Representative French Hill of Arkansas, a Republican member of the Congressional Oversight Commission, said he’s concerned that the Department of Defense didn’t give YRC Worldwide Inc. enough scrutiny when it classified the company as critical to national security, making it eligible to get a $700 million loan at favorable rates as part of the Cares Act passed in March.

“To say that this process was hidden behind the wall of intense interagency bureaucracy would be an understatement,” Hill said Friday on a call with reporters. “I don’t find a rationale for YRC to be essential to national security. I have heard nothing that changes my view on that.”

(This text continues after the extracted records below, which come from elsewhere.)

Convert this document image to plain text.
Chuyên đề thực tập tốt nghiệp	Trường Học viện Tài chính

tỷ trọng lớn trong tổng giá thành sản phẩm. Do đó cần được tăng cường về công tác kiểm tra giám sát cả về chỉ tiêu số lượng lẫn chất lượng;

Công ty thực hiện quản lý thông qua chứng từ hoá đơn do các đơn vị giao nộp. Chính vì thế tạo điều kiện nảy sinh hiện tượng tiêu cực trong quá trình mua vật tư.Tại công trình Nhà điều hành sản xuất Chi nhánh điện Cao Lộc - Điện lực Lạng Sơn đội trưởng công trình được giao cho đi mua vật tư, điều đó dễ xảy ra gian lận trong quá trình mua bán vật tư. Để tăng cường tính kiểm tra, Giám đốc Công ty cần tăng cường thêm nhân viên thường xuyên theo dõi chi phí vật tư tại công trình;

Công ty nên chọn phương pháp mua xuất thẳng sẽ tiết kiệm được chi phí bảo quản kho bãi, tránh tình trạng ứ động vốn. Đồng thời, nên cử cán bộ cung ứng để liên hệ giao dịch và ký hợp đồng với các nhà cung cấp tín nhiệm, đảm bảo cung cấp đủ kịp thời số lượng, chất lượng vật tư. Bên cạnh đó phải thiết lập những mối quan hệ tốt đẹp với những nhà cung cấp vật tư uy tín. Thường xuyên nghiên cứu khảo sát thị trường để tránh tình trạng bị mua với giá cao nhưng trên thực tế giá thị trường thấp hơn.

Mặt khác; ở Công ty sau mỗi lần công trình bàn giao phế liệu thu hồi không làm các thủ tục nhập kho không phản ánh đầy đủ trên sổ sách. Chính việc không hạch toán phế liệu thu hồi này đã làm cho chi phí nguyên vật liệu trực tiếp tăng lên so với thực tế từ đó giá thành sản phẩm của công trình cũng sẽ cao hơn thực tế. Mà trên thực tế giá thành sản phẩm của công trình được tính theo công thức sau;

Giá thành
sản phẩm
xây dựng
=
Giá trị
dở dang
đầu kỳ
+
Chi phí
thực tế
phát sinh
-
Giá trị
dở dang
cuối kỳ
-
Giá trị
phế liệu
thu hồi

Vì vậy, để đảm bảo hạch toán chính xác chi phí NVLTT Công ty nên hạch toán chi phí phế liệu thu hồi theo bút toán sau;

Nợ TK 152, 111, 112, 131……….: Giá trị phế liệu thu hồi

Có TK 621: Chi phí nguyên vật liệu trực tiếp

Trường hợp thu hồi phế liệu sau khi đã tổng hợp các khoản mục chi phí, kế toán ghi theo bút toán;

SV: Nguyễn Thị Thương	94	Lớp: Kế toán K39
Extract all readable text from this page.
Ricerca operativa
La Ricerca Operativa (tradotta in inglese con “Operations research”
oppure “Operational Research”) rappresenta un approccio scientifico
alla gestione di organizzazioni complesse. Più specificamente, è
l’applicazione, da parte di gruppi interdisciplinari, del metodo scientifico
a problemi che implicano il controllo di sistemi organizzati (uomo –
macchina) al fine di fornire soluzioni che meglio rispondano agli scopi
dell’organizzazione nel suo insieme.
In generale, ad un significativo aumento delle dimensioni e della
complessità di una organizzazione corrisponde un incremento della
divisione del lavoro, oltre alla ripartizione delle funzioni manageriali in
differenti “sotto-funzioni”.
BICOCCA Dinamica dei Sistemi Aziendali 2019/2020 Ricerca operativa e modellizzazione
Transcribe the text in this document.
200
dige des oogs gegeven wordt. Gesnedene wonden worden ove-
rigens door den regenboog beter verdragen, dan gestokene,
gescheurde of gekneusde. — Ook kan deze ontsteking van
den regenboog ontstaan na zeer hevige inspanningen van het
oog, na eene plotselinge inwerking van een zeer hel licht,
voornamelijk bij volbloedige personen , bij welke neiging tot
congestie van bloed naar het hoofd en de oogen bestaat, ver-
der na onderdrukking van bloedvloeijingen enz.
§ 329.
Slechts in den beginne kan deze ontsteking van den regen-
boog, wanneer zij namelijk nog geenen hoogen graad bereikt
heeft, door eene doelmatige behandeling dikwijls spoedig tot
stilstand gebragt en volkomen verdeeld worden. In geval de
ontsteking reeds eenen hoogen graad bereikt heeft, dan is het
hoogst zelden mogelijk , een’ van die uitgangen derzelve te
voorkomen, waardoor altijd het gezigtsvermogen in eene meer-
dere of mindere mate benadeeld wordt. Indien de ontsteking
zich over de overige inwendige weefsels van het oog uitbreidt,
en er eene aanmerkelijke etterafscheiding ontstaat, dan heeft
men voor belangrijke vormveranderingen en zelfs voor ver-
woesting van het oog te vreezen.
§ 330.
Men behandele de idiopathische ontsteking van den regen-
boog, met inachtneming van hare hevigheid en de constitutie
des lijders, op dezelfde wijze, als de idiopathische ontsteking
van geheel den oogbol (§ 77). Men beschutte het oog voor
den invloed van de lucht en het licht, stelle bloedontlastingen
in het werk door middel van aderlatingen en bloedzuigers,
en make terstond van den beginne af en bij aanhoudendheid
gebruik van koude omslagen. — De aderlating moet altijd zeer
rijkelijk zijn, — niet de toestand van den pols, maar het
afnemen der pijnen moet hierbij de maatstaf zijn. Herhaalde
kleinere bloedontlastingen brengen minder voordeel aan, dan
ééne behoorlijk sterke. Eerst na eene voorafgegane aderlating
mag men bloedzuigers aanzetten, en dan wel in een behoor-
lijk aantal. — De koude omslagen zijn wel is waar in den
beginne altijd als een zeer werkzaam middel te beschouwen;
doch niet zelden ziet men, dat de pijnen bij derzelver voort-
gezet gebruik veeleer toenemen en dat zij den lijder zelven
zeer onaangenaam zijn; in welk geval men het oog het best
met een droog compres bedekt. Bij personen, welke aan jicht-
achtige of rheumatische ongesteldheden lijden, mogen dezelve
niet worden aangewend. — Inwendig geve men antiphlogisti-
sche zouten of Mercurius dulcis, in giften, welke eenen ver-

Treasury approved a $700 million loan to YRC, an Overland Park, Kansas-based shipping firm, with funds from the Cares Act intended for companies critical to national security. The oversight panel has raised concerns that YRC, which ships supplies between military bases, doesn’t meet that criteria.

YRC did not immediately respond to a request for comment on Friday evening.

Hill made the comments after he and other member of the oversight panel spoke with Ellen Lord, under secretary of Defense for Acquisition and Sustainment. Hill said that the Pentagon appeared to go against its own internal guidelines for approving which companies might be eligible for the loans, including looking at whether there were viable alternative companies to carry out the work.

“The answer is overwhelmingly yes,” Hill said. “There are more stable, more available union and non-union carriers.”

Hill said Treasury Secretary Steven Mnuchin should have also been responsible for ascertaining whether YRC was a good candidate for a taxpayer-backed loan.

Mnuchin told the panel earlier this month that it was his belief that the Pentagon was responsible for that vetting. He also told lawmakers, though, that Treasury “made a significant profit” on the YRC deal.

Mnuchin said he would recommend that his successor — most likely, Janet Yellen — should “seriously look at selling this loan and recovering what I think will be a profit to taxpayers.”

Hill said Friday that he and Representative Donna Shalala of Florida, a Democratic-appointee to the oversight panel, have talked with the House Armed Services Committee about creating more oversight of the financial stability of Pentagon contractors and subcontractors.